Comment 26 Dominik Bartkiewicz 2018-10-24 09:37:45 MDT

Hi

Does this error still occur?
I am still working on this but I can't reproduce it.

Dominik

Comment 27 Dominik Bartkiewicz 2018-10-25 09:27:45 MDT

Hi

Can we drop severity to 3 now, as the patch is already in git repo?

Dominik

Comment 28 Steve Ford 2018-10-25 10:39:17 MDT

Dominik,

This is fine to drop to sev 3.

I am still seeing this error in the logs. I'm now seeing it for jobs submitted after the update. For example, job 672084:

[2018-10-25T12:23:44.040] error: gres/gpu: job 672084 dealloc node lac-196 gres count underflow
[2018-10-25T12:23:44.040] error: gres/gpu: job 672084 dealloc node lac-196 topo gres count underflow (3 4)
[2018-10-25T12:23:44.040] error: gres/gpu: job 672084 dealloc node lac-196 type k80 gres count underflow (3 4)


JobId=672084 JobName=bash
   UserId=foouser(*) GroupId=group(*) MCS_label=N/A
   Priority=24787 Nice=0 Account=general QOS=normal
   JobState=FAILED Reason=NonZeroExitCode Dependency=(null)
   Requeue=0 Restarts=0 BatchFlag=0 Reboot=0 ExitCode=130:0
   RunTime=00:14:28 TimeLimit=00:20:00 TimeMin=N/A
   SubmitTime=2018-10-25T12:09:16 EligibleTime=2018-10-25T12:09:16
   StartTime=2018-10-25T12:09:16 EndTime=2018-10-25T12:23:44 Deadline=N/A
   PreemptTime=None SuspendTime=None SecsPreSuspend=0
   LastSchedEval=2018-10-25T12:09:16
   Partition=general-long-16 AllocNode:Sid=dev-intel16-k80:18489
   ReqNodeList=(null) ExcNodeList=(null)
   NodeList=lac-196
   BatchHost=lac-196
   NumNodes=1 NumCPUs=8 NumTasks=4 CPUs/Task=2 ReqB:S:C:T=0:0:*:*
   TRES=cpu=8,mem=2G,node=1,billing=8,gres/gpu=4
   Socks/Node=* NtasksPerN:B:S:C=0:0:*:* CoreSpec=*
   MinCPUsNode=2 MinMemoryNode=2G MinTmpDiskNode=0
   Features=gpgpu DelayBoot=00:00:00
   Gres=gpu:4 Reservation=(null)
   OverSubscribe=OK Contiguous=0 Licenses=(null) Network=(null)
   Command=/bin/bash
   WorkDir=/mnt/home/foouser/Documents/ShearWaveImaging/CUDA_GFS_ForHPCC_Release
   Comment=stdout=/mnt/home/foouser/Documents/ShearWaveImaging/CUDA_GFS_ForHPCC_Release/slurm-672084.out 
   Power=

Thanks,
Steve

Comment 29 Steve Ford 2018-10-25 10:42:08 MDT

Created attachment 8105 [details]
Slurmctld log

Comment 30 Dominik Bartkiewicz 2018-10-31 05:58:04 MDT

Hi

It seems that you can easily reproduce this.
Because I still can't reproduce this.
Could you generate slurmctld.log with enabled DebugFlags SelectType?
eg.:
scontrol setdebugflags +SelectType
submit job
wait for log
scontrol setdebugflags -SelectType

Could you also send me slurm.conf and exact command you used to submit this job?


Dominik

Comment 31 Steve Ford 2018-11-05 07:39:09 MST

Dominik,

I have not been able to submit a job that produces these errors, I am only noticing these jobs after the fact.
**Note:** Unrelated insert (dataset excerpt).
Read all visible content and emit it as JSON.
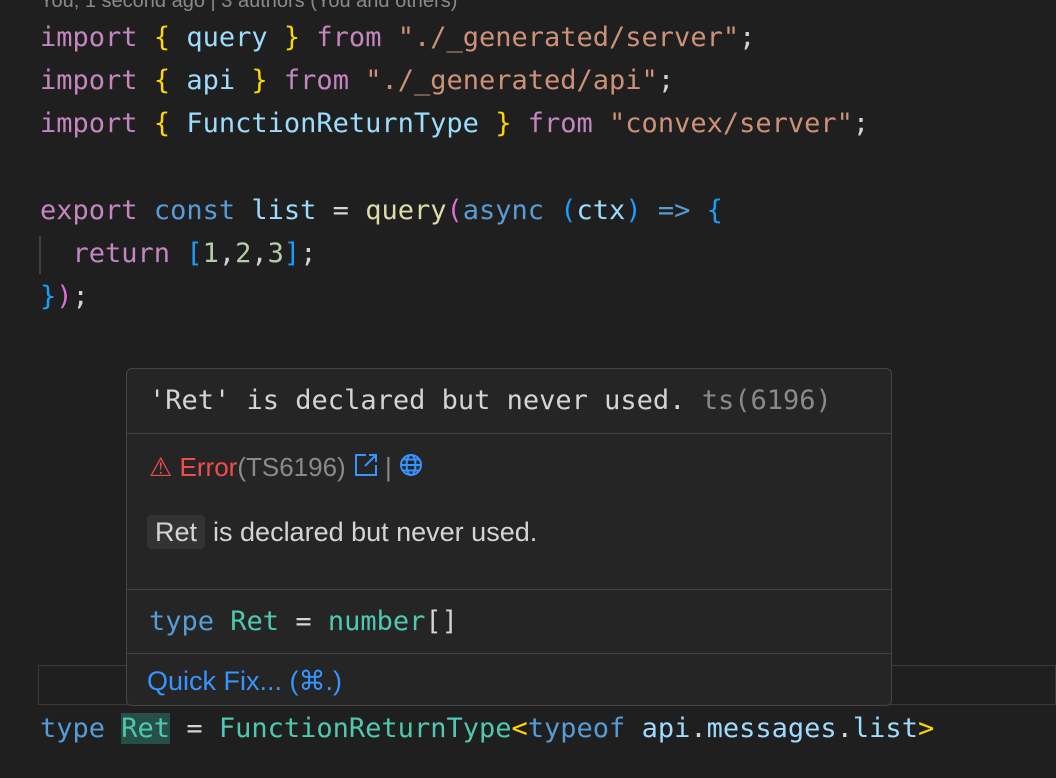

I'll attach the slurm log with the selecttype flag set. Perhaps the information from that flag for the jobs that are already throwing this error will be helpful.

Best,
Steve

Comment 32 Steve Ford 2018-11-05 07:56:42 MST

Created attachment 8202 [details]
Slurmctld log +SelectType, compressed with xz

Comment 33 Dominik Bartkiewicz 2018-12-13 09:06:40 MST

Hi

It looks like logic in select plugin is working well, a problem must be in a different place.
Could you generate slurmctld.log with enabled DebugFlags TraceJobs?

Dominik

Comment 34 Steve Ford 2019-02-20 13:40:52 MST

Created attachment 9233 [details]
Slurmctld log +TraceJobs

Dominik,

Here is the log output with TraceJobs enabled.

Best,
Steve

Comment 35 Dominik Bartkiewicz 2019-02-27 10:07:13 MST

Hi

This two commit should fix (gres count underflow) issue:
https://github.com/SchedMD/slurm/commit/6f8cd92e1091e
https://github.com/SchedMD/slurm/commit/69d78159c3305
Both patches will be included in 18.08.6.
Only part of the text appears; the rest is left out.